Egemenler ise kadına yönelik şiddetle ilgili çalışmaları bile kadınların örgütlü mücadelesi sonucunda 1970’li yıllarda gündemlerine almak zorunda kaldılar. Bu mücadelenin kazanımlarından biri olan İstanbul Sözleşmesi ise kadın cinayetlerinin %1400 arttığı, her gün 8 kadının katledildiği, kadına yönelik her türlü şiddetin boyutlandığı ve kadınların bu duruma “Dur!” demek için sokaklara kitlesel çıktığı, mücadeleyi yükselttiği bir döneme rastlar. İstanbul Sözleşmesi hem kadınların mücadelesinin bir sonucu hem de Türkiye’nin AB’ye girme sevdasının etkisi ile imzalanmış ve 1 Ağustos 2014 yılında TBMM’de kabul edilmişti.

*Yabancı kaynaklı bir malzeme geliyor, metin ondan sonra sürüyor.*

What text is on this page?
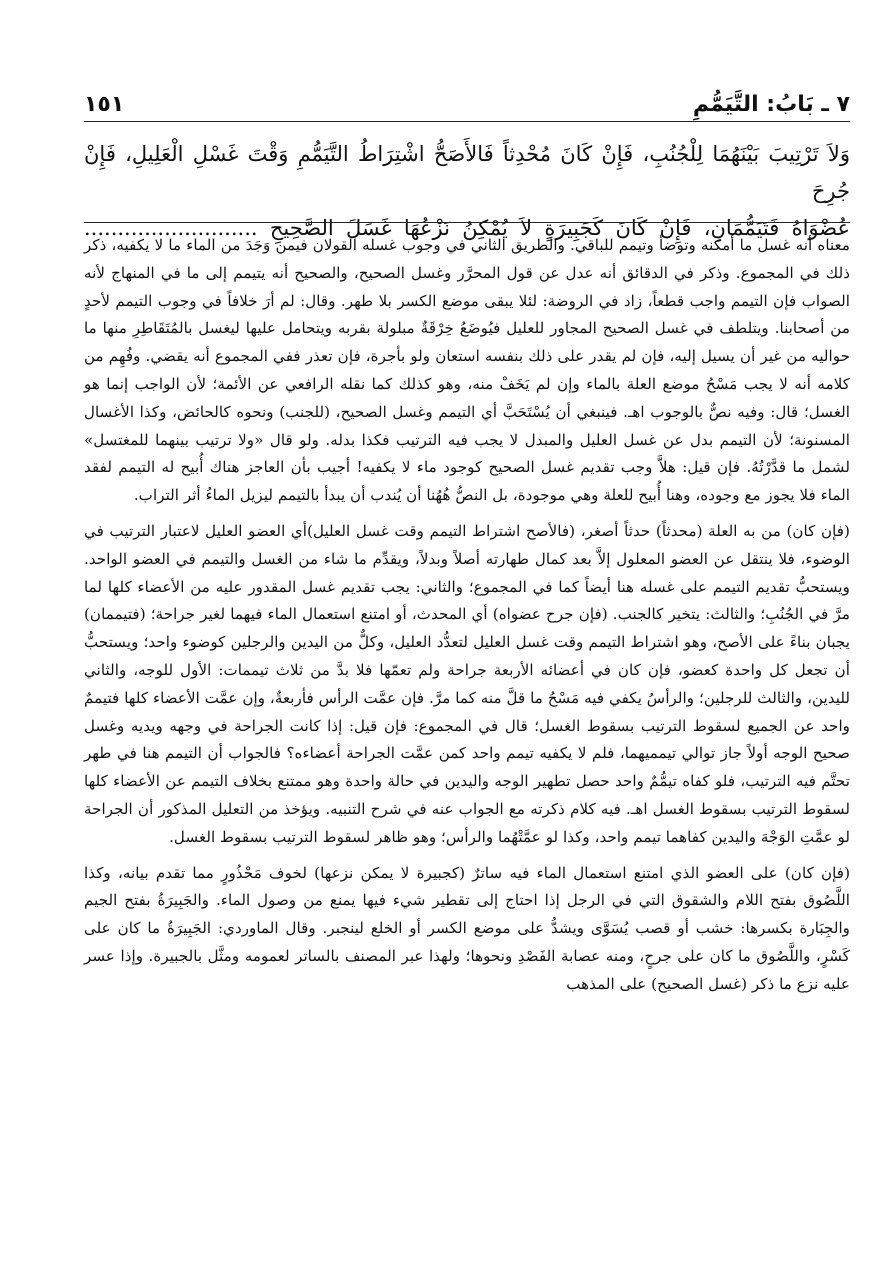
٧ ـ بَابُ: التَّيَمُّمِ
١٥١

وَلاَ تَرْتِيبَ بَيْنَهُمَا لِلْجُنُبِ، فَإِنْ كَانَ مُحْدِثاً فَالأَصَحُّ اشْتِرَاطُ التَّيَمُّمِ وَقْتَ غَسْلِ الْعَلِيلِ، فَإِنْ جُرِحَ

عُضْوَاهُ فَتَيَمُّمَانِ، فَإِنْ كَانَ كَجَبِيرَةٍ لاَ يُمْكِنُ نَزْعُهَا غَسَلَ الصَّحِيحِ ..........................

معناه أنه غسل ما أمكنه وتوضأ وتيمم للباقي. والطريق الثاني في وجوب غسله القولان فيمن وَجَدَ من الماء ما لا يكفيه، ذكر ذلك في المجموع. وذكر في الدقائق أنه عدل عن قول المحرَّر وغسل الصحيح، والصحيح أنه يتيمم إلى ما في المنهاج لأنه الصواب فإن التيمم واجب قطعاً، زاد في الروضة: لئلا يبقى موضع الكسر بلا طهر. وقال: لم أرَ خلافاً في وجوب التيمم لأحدٍ من أصحابنا. ويتلطف في غسل الصحيح المجاور للعليل فيُوضَعُ خِرْقَةٌ مبلولة بقربه ويتحامل عليها ليغسل بالمُتَقَاطِرِ منها ما حواليه من غير أن يسيل إليه، فإن لم يقدر على ذلك بنفسه استعان ولو بأجرة، فإن تعذر ففي المجموع أنه يقضي. وفُهِم من كلامه أنه لا يجب مَسْحُ موضع العلة بالماء وإن لم يَخَفْ منه، وهو كذلك كما نقله الرافعي عن الأئمة؛ لأن الواجب إنما هو الغسل؛ قال: وفيه نصٌّ بالوجوب اهـ. فينبغي أن يُسْتَحَبَّ أي التيمم وغسل الصحيح، (للجنب) ونحوه كالحائض، وكذا الأغسال المسنونة؛ لأن التيمم بدل عن غسل العليل والمبدل لا يجب فيه الترتيب فكذا بدله. ولو قال «ولا ترتيب بينهما للمغتسل» لشمل ما قدَّرْتُهُ. فإن قيل: هلاَّ وجب تقديم غسل الصحيح كوجود ماء لا يكفيه! أجيب بأن العاجز هناك أُبيح له التيمم لفقد الماء فلا يجوز مع وجوده، وهنا أُبيح للعلة وهي موجودة، بل النصُّ هُهُنا أن يُندب أن يبدأ بالتيمم ليزيل الماءُ أثر التراب.

(فإن كان) من به العلة (محدثاً) حدثاً أصغر، (فالأصح اشتراط التيمم وقت غسل العليل)أي العضو العليل لاعتبار الترتيب في الوضوء، فلا ينتقل عن العضو المعلول إلاَّ بعد كمال طهارته أصلاً وبدلاً، ويقدِّم ما شاء من الغسل والتيمم في العضو الواحد. ويستحبُّ تقديم التيمم على غسله هنا أيضاً كما في المجموع؛ والثاني: يجب تقديم غسل المقدور عليه من الأعضاء كلها لما مرَّ في الجُنُبِ؛ والثالث: يتخير كالجنب. (فإن جرح عضواه) أي المحدث، أو امتنع استعمال الماء فيهما لغير جراحة؛ (فتيممان) يجبان بناءً على الأصح، وهو اشتراط التيمم وقت غسل العليل لتعدُّد العليل، وكلٌّ من اليدين والرجلين كوضوء واحد؛ ويستحبُّ أن تجعل كل واحدة كعضو، فإن كان في أعضائه الأربعة جراحة ولم تعمّها فلا بدَّ من ثلاث تيممات: الأول للوجه، والثاني لليدين، والثالث للرجلين؛ والرأسُ يكفي فيه مَسْحُ ما قلَّ منه كما مرَّ. فإن عمَّت الرأس فأربعةٌ، وإن عمَّت الأعضاء كلها فتيممٌ واحد عن الجميع لسقوط الترتيب بسقوط الغسل؛ قال في المجموع: فإن قيل: إذا كانت الجراحة في وجهه ويديه وغسل صحيح الوجه أولاً جاز توالي تيمميهما، فلم لا يكفيه تيمم واحد كمن عمَّت الجراحة أعضاءه؟ فالجواب أن التيمم هنا في طهر تحتَّم فيه الترتيب، فلو كفاه تيمُّمٌ واحد حصل تطهير الوجه واليدين في حالة واحدة وهو ممتنع بخلاف التيمم عن الأعضاء كلها لسقوط الترتيب بسقوط الغسل اهـ. فيه كلام ذكرته مع الجواب عنه في شرح التنبيه. ويؤخذ من التعليل المذكور أن الجراحة لو عمَّتِ الوَجْهَ واليدين كفاهما تيمم واحد، وكذا لو عمَّتْهُما والرأس؛ وهو ظاهر لسقوط الترتيب بسقوط الغسل.

(فإن كان) على العضو الذي امتنع استعمال الماء فيه ساترٌ (كجبيرة لا يمكن نزعها) لخوف مَحْذُورٍ مما تقدم بيانه، وكذا اللَّصُوق بفتح اللام والشقوق التي في الرجل إذا احتاج إلى تقطير شيء فيها يمنع من وصول الماء. والجَبِيرَةُ بفتح الجيم والجِبَارة بكسرها: خشب أو قصب يُسَوَّى ويشدُّ على موضع الكسر أو الخلع لينجبر. وقال الماوردي: الجَبِيرَةُ ما كان على كَسْرٍ، واللَّصُوق ما كان على جرحٍ، ومنه عصابة الفَصْدِ ونحوها؛ ولهذا عبر المصنف بالساتر لعمومه ومثَّل بالجبيرة. وإذا عسر عليه نزع ما ذكر (غسل الصحيح) على المذهب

Sözleşmenin “Kadına Yönelik Şiddet ve Ev İçi Şiddetin Önlenmesi ve Bunlarla Mücadeleye İlişkin Avrupa Konseyi Sözleşmesi” olan orijinal hali Türkiye’de değiştirilerek “Ev İçi Şiddet” ibaresi yerine “Aile İçi Şiddetin Önlenmesi” geçirilmişti. Bu yolla kadını korumak yerine aile bütünlüğünün korunacağının altı çizilirken kadınlar “geleneksel kadın rolleri”ne hapsedilmek istenmişti. İstanbul Sözleşmesi, her ne kadar iktidarın sansüründen kırpılarak geçmiş olsa da kadın cinayetlerine karşı egemen sınıflara önlem aldıran, yasaları uygulamak için zorlayan ve bu doğrultuda da kadın cinayetlerini azaltmak için kazanılmış bir hak olarak önemli ve ileri bir noktada durmaktaydı.
KATİLLERİ KORUYANLAR KADIN HAKLARINI SAVUNMAZ!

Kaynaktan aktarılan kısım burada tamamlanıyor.